Dynamite Graffiti views the Japanese porn industry with a playful innocence reminiscent of Boogie Nights as it depicts a burgeoning industry evolving and finding its way. These more comedic moments are intertwined with more serious glimpses into the life of our subject, which don’t illicit much by the way of compassion or empathy as we watch him treat the women in his life horribly. Witnessing Suei commit adultery, stalk his employees, and treat his wife and the women with whom he has relationships with a strange ambivalence makes it hard to find any kind of redemption in him as a character. While it’s an outstanding performance by Emoto Tasuku, in the role of Akira, it’s director Tominaga Masanori who struggles with what kind of narrative is he trying to present here. The film fails to make a strong case for its protagonist, instead making him appear simply as an eccentric entrepreneur who used his power and mother’s suicide as an excuse to mistreat women.

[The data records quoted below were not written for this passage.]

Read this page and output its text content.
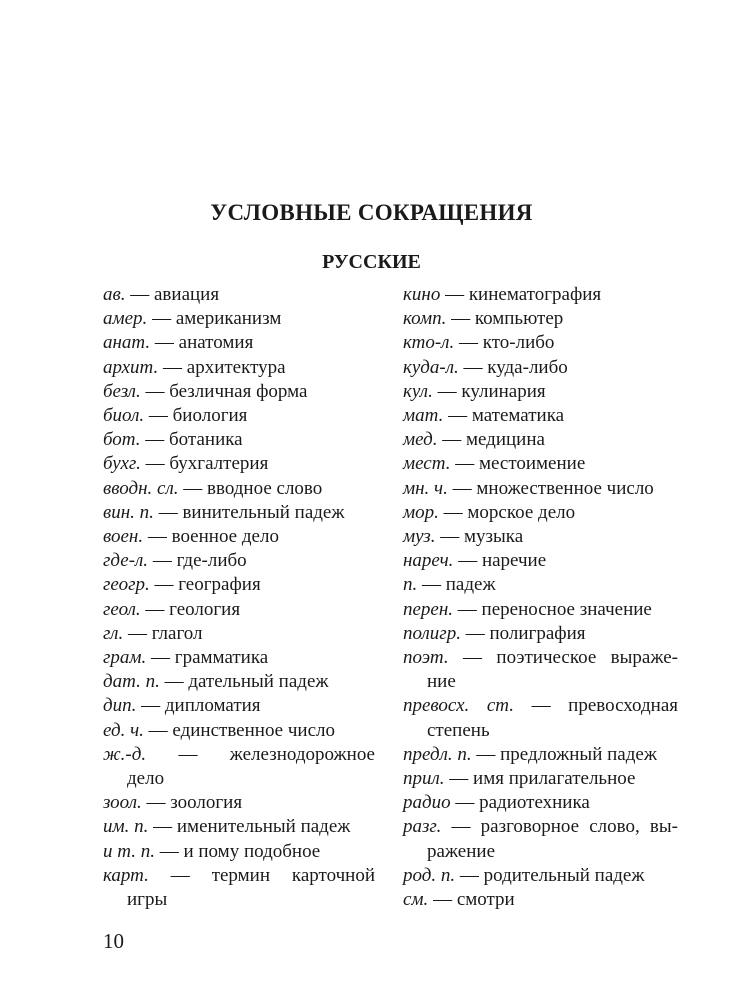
УСЛОВНЫЕ СОКРАЩЕНИЯ
РУССКИЕ
ав. — авиация
амер. — американизм
анат. — анатомия
архит. — архитектура
безл. — безличная форма
биол. — биология
бот. — ботаника
бухг. — бухгалтерия
вводн. сл. — вводное слово
вин. п. — винительный падеж
воен. — военное дело
где-л. — где-либо
геогр. — география
геол. — геология
гл. — глагол
грам. — грамматика
дат. п. — дательный падеж
дип. — дипломатия
ед. ч. — единственное число
ж.-д. — железнодорожное
дело
зоол. — зоология
им. п. — именительный падеж
и т. п. — и пому подобное
карт. — термин карточной
игры
кино — кинематография
комп. — компьютер
кто-л. — кто-либо
куда-л. — куда-либо
кул. — кулинария
мат. — математика
мед. — медицина
мест. — местоимение
мн. ч. — множественное число
мор. — морское дело
муз. — музыка
нареч. — наречие
п. — падеж
перен. — переносное значение
полигр. — полиграфия
поэт. — поэтическое выраже-
ние
превосх. ст. — превосходная
степень
предл. п. — предложный падеж
прил. — имя прилагательное
радио — радиотехника
разг. — разговорное слово, вы-
ражение
род. п. — родительный падеж
см. — смотри
10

Dynamite Graffiti still is worth a watch for its fascinating and comedic look at Japan’s porn industry in the 1980s alone. But for a biopic the film doesn’t dig too deep with its protagonist, painting a rather superficial portrait of someone who should have been fertile ground for this kind of treatment. The film’s third act is where the character arc seems to break down and crumble as it’s not completely clear what is driving Akira’s eccentric behavior as he goes off the deep end, throwing change in the streets and randomly walking around town playing a saxophone. It’s here the film simply runs out of steam before it’s supposed to give a conclusion to the story that feels rather tacked on after the fact. While Dynamite Graffiti delivers on the history surrounding Akira, it fails to shed any real light on its subject to redeem him and help us better understand the man behind the myth.